Wednesday, October 1, 2008

getting it


I don't get it. No matter what I do, I don't understand how some mom's have an unending patience for their children. The obvious answer is that I am not yet a mother. The not-so-obvious answer is that I am so task-oriented that I forget that I am working with people rather than machinery. I am so easily frustrated when people don't "get it." I forget that I am not responsible for other people. I am responsible for my reactions to their comments, my behavior when around them, my expression of love towards them. I am responsible for myself and myself only.

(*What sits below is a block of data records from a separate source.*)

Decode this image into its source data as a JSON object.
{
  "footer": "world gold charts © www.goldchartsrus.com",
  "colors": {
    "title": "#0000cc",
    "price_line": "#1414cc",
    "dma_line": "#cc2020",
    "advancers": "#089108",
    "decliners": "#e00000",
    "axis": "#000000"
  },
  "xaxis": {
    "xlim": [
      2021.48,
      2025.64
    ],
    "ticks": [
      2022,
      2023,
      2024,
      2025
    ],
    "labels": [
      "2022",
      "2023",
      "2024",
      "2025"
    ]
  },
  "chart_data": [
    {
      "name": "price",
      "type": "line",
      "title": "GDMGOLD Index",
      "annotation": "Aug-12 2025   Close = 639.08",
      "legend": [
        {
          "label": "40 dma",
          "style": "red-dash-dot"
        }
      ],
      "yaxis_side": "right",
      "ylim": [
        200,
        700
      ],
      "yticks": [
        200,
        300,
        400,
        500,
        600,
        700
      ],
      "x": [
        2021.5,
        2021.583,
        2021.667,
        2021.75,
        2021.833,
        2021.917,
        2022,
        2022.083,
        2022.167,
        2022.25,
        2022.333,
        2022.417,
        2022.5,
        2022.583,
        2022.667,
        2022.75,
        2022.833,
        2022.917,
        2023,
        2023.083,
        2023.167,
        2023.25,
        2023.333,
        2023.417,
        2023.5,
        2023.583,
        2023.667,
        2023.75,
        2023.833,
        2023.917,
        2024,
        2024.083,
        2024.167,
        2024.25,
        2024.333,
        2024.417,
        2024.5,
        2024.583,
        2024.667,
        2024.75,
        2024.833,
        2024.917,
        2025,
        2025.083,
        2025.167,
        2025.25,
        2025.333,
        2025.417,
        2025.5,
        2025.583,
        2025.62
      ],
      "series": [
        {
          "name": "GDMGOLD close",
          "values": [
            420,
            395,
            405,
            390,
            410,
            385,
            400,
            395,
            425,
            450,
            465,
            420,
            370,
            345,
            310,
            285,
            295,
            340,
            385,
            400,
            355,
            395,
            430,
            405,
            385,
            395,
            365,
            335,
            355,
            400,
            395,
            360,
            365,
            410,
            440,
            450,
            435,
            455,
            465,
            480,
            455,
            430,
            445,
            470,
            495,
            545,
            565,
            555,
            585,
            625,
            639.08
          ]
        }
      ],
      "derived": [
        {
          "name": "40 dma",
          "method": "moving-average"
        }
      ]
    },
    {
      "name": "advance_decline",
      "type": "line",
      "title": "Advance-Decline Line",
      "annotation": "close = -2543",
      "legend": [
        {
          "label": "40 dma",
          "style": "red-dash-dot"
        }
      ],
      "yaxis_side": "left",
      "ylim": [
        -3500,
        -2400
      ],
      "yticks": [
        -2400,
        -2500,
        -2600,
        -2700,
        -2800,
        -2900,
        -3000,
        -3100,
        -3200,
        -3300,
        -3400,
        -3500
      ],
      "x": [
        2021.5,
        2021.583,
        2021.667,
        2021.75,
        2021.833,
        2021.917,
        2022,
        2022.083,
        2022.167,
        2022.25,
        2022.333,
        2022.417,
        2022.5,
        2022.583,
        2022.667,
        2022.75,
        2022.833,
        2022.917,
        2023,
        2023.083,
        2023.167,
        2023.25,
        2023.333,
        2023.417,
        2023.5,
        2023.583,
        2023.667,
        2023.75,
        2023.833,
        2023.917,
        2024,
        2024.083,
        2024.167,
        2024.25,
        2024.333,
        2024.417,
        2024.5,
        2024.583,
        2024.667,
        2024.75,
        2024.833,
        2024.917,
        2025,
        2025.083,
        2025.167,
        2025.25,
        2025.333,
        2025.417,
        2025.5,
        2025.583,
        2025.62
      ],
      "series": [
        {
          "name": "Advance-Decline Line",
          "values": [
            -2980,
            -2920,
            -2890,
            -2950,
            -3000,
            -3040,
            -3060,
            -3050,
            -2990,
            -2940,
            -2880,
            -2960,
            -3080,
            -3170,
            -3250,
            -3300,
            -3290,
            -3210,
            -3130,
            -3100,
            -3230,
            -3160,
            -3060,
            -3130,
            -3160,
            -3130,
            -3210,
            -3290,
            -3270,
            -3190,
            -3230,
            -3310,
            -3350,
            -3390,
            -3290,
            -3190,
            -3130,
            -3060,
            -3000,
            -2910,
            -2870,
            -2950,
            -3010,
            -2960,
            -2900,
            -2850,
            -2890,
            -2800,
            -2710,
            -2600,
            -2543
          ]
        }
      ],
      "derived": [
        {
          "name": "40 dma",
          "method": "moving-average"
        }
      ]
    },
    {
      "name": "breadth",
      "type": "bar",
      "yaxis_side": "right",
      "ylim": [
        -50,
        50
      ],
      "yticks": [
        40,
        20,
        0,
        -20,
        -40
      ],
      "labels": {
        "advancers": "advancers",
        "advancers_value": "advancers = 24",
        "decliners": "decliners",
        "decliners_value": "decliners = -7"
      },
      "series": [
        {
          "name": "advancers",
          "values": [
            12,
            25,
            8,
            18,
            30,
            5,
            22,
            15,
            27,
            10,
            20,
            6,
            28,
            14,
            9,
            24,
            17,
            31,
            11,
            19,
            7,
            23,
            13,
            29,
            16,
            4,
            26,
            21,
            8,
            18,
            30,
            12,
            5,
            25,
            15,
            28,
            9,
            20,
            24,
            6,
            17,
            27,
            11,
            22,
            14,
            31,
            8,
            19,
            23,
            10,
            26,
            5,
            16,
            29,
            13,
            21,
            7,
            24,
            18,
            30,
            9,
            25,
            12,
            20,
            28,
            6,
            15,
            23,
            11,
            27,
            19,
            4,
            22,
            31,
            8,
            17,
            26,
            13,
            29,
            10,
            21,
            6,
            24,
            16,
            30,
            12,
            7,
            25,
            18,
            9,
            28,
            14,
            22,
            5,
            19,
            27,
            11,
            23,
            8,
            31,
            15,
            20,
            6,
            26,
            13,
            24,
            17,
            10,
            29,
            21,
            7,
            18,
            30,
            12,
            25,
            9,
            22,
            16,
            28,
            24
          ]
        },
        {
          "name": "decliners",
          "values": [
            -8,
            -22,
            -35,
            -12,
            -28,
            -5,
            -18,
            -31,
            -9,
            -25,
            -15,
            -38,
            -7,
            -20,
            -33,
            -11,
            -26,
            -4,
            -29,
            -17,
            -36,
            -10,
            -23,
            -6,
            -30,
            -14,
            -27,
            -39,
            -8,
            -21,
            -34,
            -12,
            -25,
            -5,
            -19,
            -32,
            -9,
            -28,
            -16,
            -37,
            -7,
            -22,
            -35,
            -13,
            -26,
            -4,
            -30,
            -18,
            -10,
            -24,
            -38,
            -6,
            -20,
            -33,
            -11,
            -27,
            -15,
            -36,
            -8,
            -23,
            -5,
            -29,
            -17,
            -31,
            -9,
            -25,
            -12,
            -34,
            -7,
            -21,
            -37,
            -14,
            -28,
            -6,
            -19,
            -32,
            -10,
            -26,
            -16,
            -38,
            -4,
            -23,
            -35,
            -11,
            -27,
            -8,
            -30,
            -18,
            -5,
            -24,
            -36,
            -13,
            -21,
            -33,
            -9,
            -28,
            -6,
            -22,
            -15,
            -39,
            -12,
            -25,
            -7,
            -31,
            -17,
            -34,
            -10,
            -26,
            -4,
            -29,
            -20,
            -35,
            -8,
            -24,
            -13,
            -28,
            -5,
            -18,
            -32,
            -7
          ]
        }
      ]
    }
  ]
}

More and more I am aware of what Peter must have meant when he said, "above all else, love one another." When I am consciously aware of other people, I am not overly concerned with "getting the job done." When I am acutely in tune to others, I remember that the smile of one person is much more valuable than a checkmark on a to-do list. I've got to keep working on that as He continues to keep working on me. He's got it under control and I am more and more alright with that.



Consider this: I had to stick my foot in my mouth today. The boys have brought home an unbecoming phrase from school and feel at liberty to chant it whenever they see fit. As it so happens, I used the phrase (in its proper context) and was immediately reprimanded by an 8-year old. Of course. Of course. At the ripe age of 24, I had to apologize for using the phrase "I don't care," and literally tasted the stentch of sweat as I stuck my foot in my mouth.

2 comments:

Anonymous said...

That won't be the last time you stick your foot in your mouth, honey...I walk around on nubs!Missing You, Mom

Brittany said...

if it makes you feel any better, i taught my children the word "shit" by accident when I thought they weren't listening.